Overview
Jive encourages our customers to provide relevant logs when filing a case. However, there have been situations where customers have requested for reviewing errors in logs despite no issues observed by end-users.
Jive support will not investigate these types of requests and will only analyze log files for issues that are directly tied to broken or unexpected functionality.
This article outlines the Support team's policy for errors found in the logs, along with an example scenario for detailed understanding.
Solution
The Policy
- Jive Support will utilize the various logging resources available to address and troubleshoot unexpected behavior within the Jive platform (this excludes customizations provided by Jive Partners or Jive Professional Services, which will be addressed by the respective authors).
- Jive Support will not provide analysis for any logs without being clearly connected to an issue that is impacting your community. Errors in logs themselves do not affect your community.
Explanation
Jive Support appreciates when customers want to address issues before there is a user impact proactively, and finding errors in the logs can understandably raise a sense of alarm.
- In most contexts, an error message implies that something is wrong. This is especially true when the majority of unexpected behavior in Jive usually casts errors in some form of logs.
- It is important to understand that wrong does not necessarily mean not working - an error exception may be the consequence of some wrong action made by the user, but it is not always equal to something not working.

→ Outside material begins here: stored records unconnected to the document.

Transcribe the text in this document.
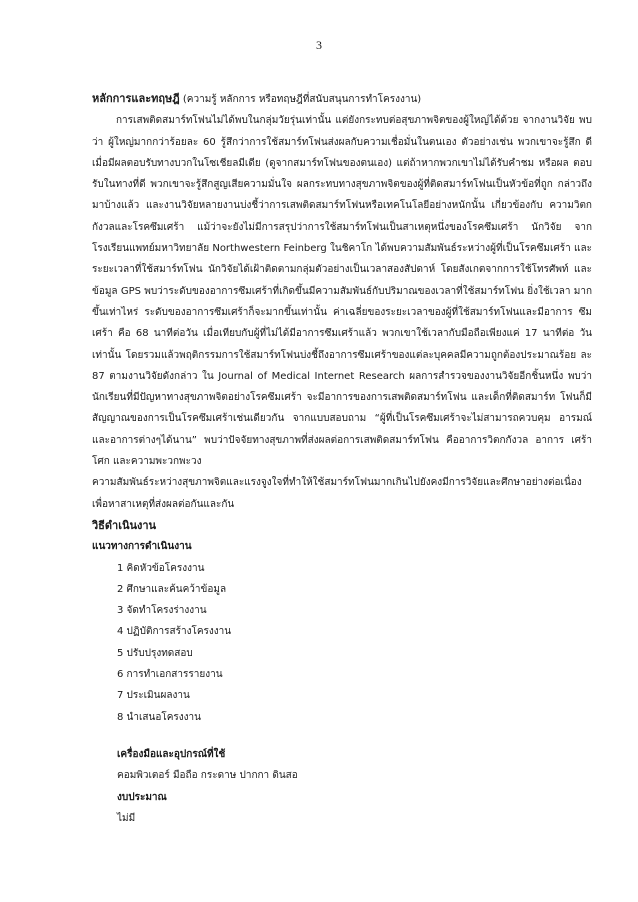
3

หลักการและทฤษฎี (ความรู้ หลักการ หรือทฤษฎีที่สนับสนุนการทำโครงงาน)

การเสพติดสมาร์ทโฟนไม่ได้พบในกลุ่มวัยรุ่นเท่านั้น แต่ยังกระทบต่อสุขภาพจิตของผู้ใหญ่ได้ด้วย จากงานวิจัย พบว่า ผู้ใหญ่มากกว่าร้อยละ 60 รู้สึกว่าการใช้สมาร์ทโฟนส่งผลกับความเชื่อมั่นในตนเอง ตัวอย่างเช่น พวกเขาจะรู้สึก ดีเมื่อมีผลตอบรับทางบวกในโซเชียลมีเดีย (ดูจากสมาร์ทโฟนของตนเอง) แต่ถ้าหากพวกเขาไม่ได้รับคำชม หรือผล ตอบรับในทางที่ดี พวกเขาจะรู้สึกสูญเสียความมั่นใจ ผลกระทบทางสุขภาพจิตของผู้ที่ติดสมาร์ทโฟนเป็นหัวข้อที่ถูก กล่าวถึงมาบ้างแล้ว และงานวิจัยหลายงานบ่งชี้ว่าการเสพติดสมาร์ทโฟนหรือเทคโนโลยีอย่างหนักนั้น เกี่ยวข้องกับ ความวิตกกังวลและโรคซึมเศร้า แม้ว่าจะยังไม่มีการสรุปว่าการใช้สมาร์ทโฟนเป็นสาเหตุหนึ่งของโรคซึมเศร้า นักวิจัย จากโรงเรียนแพทย์มหาวิทยาลัย Northwestern Feinberg ในชิคาโก ได้พบความสัมพันธ์ระหว่างผู้ที่เป็นโรคซึมเศร้า และระยะเวลาที่ใช้สมาร์ทโฟน นักวิจัยได้เฝ้าติดตามกลุ่มตัวอย่างเป็นเวลาสองสัปดาห์ โดยสังเกตจากการใช้โทรศัพท์ และข้อมูล GPS พบว่าระดับของอาการซึมเศร้าที่เกิดขึ้นมีความสัมพันธ์กับปริมาณของเวลาที่ใช้สมาร์ทโฟน ยิ่งใช้เวลา มากขึ้นเท่าไหร่ ระดับของอาการซึมเศร้าก็จะมากขึ้นเท่านั้น ค่าเฉลี่ยของระยะเวลาของผู้ที่ใช้สมาร์ทโฟนและมีอาการ ซึมเศร้า คือ 68 นาทีต่อวัน เมื่อเทียบกับผู้ที่ไม่ได้มีอาการซึมเศร้าแล้ว พวกเขาใช้เวลากับมือถือเพียงแค่ 17 นาทีต่อ วันเท่านั้น โดยรวมแล้วพฤติกรรมการใช้สมาร์ทโฟนบ่งชี้ถึงอาการซึมเศร้าของแต่ละบุคคลมีความถูกต้องประมาณร้อย ละ 87 ตามงานวิจัยดังกล่าว ใน Journal of Medical Internet Research ผลการสำรวจของงานวิจัยอีกชิ้นหนึ่ง พบว่านักเรียนที่มีปัญหาทางสุขภาพจิตอย่างโรคซึมเศร้า จะมีอาการของการเสพติดสมาร์ทโฟน และเด็กที่ติดสมาร์ท โฟนก็มีสัญญาณของการเป็นโรคซึมเศร้าเช่นเดียวกัน จากแบบสอบถาม “ผู้ที่เป็นโรคซึมเศร้าจะไม่สามารถควบคุม อารมณ์และอาการต่างๆได้นาน” พบว่าปัจจัยทางสุขภาพที่ส่งผลต่อการเสพติดสมาร์ทโฟน คืออาการวิตกกังวล อาการ เศร้าโศก และความพะวกพะวง

ความสัมพันธ์ระหว่างสุขภาพจิตและแรงจูงใจที่ทำให้ใช้สมาร์ทโฟนมากเกินไปยังคงมีการวิจัยและศึกษาอย่างต่อเนื่อง เพื่อหาสาเหตุที่ส่งผลต่อกันและกัน

วิธีดำเนินงาน

แนวทางการดำเนินงาน

1 คิดหัวข้อโครงงาน
2 ศึกษาและค้นคว้าข้อมูล
3 จัดทำโครงร่างงาน
4 ปฏิบัติการสร้างโครงงาน
5 ปรับปรุงทดสอบ
6 การทำเอกสารรายงาน
7 ประเมินผลงาน
8 นำเสนอโครงงาน

เครื่องมือและอุปกรณ์ที่ใช้

คอมพิวเตอร์ มือถือ กระดาษ ปากกา ดินสอ

งบประมาณ

ไม่มี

- Jive Support Case analysis has shown that of these requests, the vast majority do not result in any actionable findings.
Example Scenario
A user is trying to log into a Jive community that uses SAML SSO. They inadvertently provide the wrong credentials.
The result of this is an error level exception with a long stack trace which points to many different Java classes.
This error does not mean that something is broken:
- The application must cast this error for the authentication to fail.
- The failure, in turn, triggers a break in the login flow, which causes a different set of code to be executed. This code tells the IdP (Identity Provider) and the user that the wrong credentials were used.
This is one of many examples where an error exception is necessary for healthy behavior.